I know that HSPComplete has an interface to Add/Remove/Update "Applications" on the VPS. When using this tool to modify installed packages, does it automatically update the Guest OS package manager's database to reflect the changes? On average, how quickly are security updates (e.g. from Debian or CentOS) available through HSPComplete? Does HSPComplete show updates for all packages or just the major packages?

Alternatively, if I'm totally off the mark, how does it work?

Ray
03-01-2007, 10:29 AM
That is essentially correct with how Virtuozzo used to work. With the new system, this is supposed to be improved. There is now a much better implementation of application and os templates, allowing us to easier customize packages as we like.

As a note, the space usage savings really apply to the OS only. Additionally, they are designed to work with Plesk, but I'm not sure they work entirely correctly. If you use cPanel or Interworx as your control panel, these will be installed on the guest OS and will use up disk space.

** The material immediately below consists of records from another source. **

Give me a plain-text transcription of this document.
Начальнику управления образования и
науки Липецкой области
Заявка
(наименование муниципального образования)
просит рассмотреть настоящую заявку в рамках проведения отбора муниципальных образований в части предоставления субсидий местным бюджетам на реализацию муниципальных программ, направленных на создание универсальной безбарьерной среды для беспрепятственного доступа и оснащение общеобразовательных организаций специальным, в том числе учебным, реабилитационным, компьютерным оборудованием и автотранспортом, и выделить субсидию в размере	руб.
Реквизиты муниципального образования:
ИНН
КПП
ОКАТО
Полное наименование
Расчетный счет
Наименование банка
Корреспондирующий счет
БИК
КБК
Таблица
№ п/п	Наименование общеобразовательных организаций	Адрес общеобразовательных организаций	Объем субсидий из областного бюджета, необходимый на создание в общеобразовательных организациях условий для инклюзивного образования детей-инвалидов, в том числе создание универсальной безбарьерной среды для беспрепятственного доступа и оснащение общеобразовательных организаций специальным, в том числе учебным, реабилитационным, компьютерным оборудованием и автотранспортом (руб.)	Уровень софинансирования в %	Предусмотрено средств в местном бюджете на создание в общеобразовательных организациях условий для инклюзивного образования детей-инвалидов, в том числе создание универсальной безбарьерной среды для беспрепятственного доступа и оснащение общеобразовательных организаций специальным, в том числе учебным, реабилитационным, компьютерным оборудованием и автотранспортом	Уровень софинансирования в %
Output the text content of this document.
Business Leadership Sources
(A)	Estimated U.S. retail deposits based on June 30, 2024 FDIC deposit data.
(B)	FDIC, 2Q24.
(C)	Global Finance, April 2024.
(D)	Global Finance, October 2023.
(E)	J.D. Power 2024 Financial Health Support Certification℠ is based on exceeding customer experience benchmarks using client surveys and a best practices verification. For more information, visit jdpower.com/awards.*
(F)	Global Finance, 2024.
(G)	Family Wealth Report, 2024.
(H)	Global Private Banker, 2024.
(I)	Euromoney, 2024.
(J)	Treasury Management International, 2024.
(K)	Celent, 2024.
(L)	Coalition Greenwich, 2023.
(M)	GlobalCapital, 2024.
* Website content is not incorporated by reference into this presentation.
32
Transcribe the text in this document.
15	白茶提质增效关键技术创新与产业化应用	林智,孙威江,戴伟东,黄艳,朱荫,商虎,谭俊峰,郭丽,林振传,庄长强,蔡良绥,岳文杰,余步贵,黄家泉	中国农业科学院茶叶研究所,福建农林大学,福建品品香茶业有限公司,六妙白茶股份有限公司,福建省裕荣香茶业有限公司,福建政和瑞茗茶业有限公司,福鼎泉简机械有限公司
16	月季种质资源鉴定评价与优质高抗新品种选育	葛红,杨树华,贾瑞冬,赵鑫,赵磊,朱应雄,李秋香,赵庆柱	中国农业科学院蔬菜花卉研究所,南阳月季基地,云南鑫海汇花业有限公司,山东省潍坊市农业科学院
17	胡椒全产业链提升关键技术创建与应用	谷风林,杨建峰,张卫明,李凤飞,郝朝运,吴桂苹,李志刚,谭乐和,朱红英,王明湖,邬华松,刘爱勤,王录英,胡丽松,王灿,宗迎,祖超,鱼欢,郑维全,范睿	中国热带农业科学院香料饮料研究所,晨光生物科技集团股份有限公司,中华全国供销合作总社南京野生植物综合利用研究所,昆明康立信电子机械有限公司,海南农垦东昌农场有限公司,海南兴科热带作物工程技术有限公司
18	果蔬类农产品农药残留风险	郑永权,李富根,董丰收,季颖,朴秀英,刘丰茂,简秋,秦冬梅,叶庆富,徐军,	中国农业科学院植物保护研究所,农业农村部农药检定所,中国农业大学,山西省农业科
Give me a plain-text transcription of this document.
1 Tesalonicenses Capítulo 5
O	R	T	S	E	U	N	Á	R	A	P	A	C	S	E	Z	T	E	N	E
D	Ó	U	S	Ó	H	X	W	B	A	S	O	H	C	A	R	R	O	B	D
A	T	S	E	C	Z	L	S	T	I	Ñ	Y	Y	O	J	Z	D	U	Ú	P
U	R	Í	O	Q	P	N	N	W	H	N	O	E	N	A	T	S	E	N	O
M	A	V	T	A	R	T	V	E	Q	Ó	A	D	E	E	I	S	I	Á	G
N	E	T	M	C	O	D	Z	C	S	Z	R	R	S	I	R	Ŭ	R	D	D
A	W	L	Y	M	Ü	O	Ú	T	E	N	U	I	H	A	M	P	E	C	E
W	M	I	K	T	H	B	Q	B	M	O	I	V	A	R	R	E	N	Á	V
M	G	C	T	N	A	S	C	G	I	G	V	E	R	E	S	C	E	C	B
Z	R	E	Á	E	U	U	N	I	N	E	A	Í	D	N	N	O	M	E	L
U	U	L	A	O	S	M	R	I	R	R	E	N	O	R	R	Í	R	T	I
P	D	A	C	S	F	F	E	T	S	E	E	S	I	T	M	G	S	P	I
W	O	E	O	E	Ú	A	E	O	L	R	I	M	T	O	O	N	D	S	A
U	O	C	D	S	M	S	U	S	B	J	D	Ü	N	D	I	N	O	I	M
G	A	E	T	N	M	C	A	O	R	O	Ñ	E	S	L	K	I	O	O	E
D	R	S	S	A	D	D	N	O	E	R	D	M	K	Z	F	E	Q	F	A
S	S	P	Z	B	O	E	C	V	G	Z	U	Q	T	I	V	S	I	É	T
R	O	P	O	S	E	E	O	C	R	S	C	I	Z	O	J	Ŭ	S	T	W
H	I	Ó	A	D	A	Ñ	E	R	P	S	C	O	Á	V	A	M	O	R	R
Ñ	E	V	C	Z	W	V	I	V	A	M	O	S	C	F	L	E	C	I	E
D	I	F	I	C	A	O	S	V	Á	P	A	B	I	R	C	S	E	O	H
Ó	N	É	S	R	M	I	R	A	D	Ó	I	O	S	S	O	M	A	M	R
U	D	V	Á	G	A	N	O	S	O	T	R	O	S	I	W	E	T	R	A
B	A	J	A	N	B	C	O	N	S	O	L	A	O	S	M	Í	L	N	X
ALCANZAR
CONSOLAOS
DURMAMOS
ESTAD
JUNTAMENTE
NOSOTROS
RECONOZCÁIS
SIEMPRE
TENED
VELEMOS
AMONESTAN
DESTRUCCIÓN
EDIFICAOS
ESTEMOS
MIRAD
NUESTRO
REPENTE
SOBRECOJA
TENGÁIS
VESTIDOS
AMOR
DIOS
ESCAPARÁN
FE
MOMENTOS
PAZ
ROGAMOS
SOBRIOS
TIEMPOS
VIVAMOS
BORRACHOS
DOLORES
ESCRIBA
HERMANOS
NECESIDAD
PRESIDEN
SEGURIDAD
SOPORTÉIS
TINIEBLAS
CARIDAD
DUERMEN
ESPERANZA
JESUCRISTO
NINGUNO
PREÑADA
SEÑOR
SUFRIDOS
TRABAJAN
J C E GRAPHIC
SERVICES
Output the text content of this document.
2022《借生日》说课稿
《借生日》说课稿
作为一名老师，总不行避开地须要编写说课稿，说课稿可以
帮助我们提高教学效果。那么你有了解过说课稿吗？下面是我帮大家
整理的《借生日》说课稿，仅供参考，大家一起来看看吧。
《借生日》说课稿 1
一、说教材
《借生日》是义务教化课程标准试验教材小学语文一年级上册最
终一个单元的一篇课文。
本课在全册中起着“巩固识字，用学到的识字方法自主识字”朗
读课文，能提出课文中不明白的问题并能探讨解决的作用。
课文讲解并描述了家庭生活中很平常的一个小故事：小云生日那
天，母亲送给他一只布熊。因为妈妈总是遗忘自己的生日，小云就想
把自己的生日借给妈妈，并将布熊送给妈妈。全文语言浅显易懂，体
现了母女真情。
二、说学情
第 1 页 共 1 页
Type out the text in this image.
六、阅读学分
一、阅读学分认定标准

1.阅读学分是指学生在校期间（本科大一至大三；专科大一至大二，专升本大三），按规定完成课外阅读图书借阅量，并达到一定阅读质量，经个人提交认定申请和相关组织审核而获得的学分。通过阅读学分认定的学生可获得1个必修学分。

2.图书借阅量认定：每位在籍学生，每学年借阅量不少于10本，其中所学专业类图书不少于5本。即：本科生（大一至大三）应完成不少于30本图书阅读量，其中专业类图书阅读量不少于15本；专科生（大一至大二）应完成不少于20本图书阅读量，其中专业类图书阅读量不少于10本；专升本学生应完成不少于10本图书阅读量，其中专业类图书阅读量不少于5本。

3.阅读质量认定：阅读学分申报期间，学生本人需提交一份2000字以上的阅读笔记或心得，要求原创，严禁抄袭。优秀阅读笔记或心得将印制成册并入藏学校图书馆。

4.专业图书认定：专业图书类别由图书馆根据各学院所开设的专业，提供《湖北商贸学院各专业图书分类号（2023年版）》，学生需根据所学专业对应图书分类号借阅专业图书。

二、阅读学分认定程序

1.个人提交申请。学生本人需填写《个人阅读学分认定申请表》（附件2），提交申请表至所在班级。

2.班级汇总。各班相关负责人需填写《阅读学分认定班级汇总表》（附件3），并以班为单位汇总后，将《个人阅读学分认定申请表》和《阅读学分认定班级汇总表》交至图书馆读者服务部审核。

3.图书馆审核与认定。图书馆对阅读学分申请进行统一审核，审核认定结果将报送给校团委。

In the past, with Virtuozzo's old OS template system, updates took a very long time to reach us. I believe we were running CentOS 3.3 or perhaps older templates. We would then update the packages via yum, but this then added to the disk space in use on the individual VPS. It seems that now, the OS templates are a list of packages installed from a centralized repository that gets updated much more frequently, though it is difficult to determine whether this is for sure the case, as we have just recently begun testing these packages.

kccricket
03-01-2007, 12:41 PM
Thanks for your informative reply.

What about as far as memory usage is concerned? Can installing custom or updated versions of applications (e.g. apache-httpd, mysql, spamassassin) cause those applications to use up larger chunks of your memory quota as opposed to the templated versions?

(The following is posted with the risk of crossing over into a support question...)
I ask this because on my current VPS with Steadfast I replaced many of the core PSA packages, httpd, mysql, and spamassassin with updated versions from Atomic Rocket Turtle (http://www.atomicrocketturtle.com/). After I had done this, it seemed to me that I was using much more memory than usual. To this day, I have to periodically restart services to keep from hitting the mempages hard limit. I realize that my memory usage may not be directly related to deviating from the template. I have thought of several alternative possibilities: 1) it simply coincided with an increase in popularity of the sites I host, hence requiring more memory; 2) the ART packages leak memory or use more memory than their PSA counterparts; 3) my services are poorly configured.

Once all of your Virtuozzo upgrade and testing issues are out of the way, I'd be very interested in starting anew on a fresh Debian 3.1 VPS with no control panel.

Ray
03-01-2007, 01:39 PM
Yes, using upgraded or non-standard versions of any software will most likely cause higher VPS memory usage than the ones packaged into the VPS. cPanel is most notable for this, as it compiles its own version of Apache and such, whereas Plesk and Interworx can use the RPM versions from the CentOS repository.

The cause of the higher memory usage is most likely due to using the ART versions of the software. I would like to note that with the upgraded Virtuozzo packages, memory handling is a lot less complex, and it may prove to be beneficial by not allowing such restarting of services and VPSes as often. I don't know for sure, as we haven't gotten to a point of being able to test this yet, but we've been impressed with a lot of the new features available.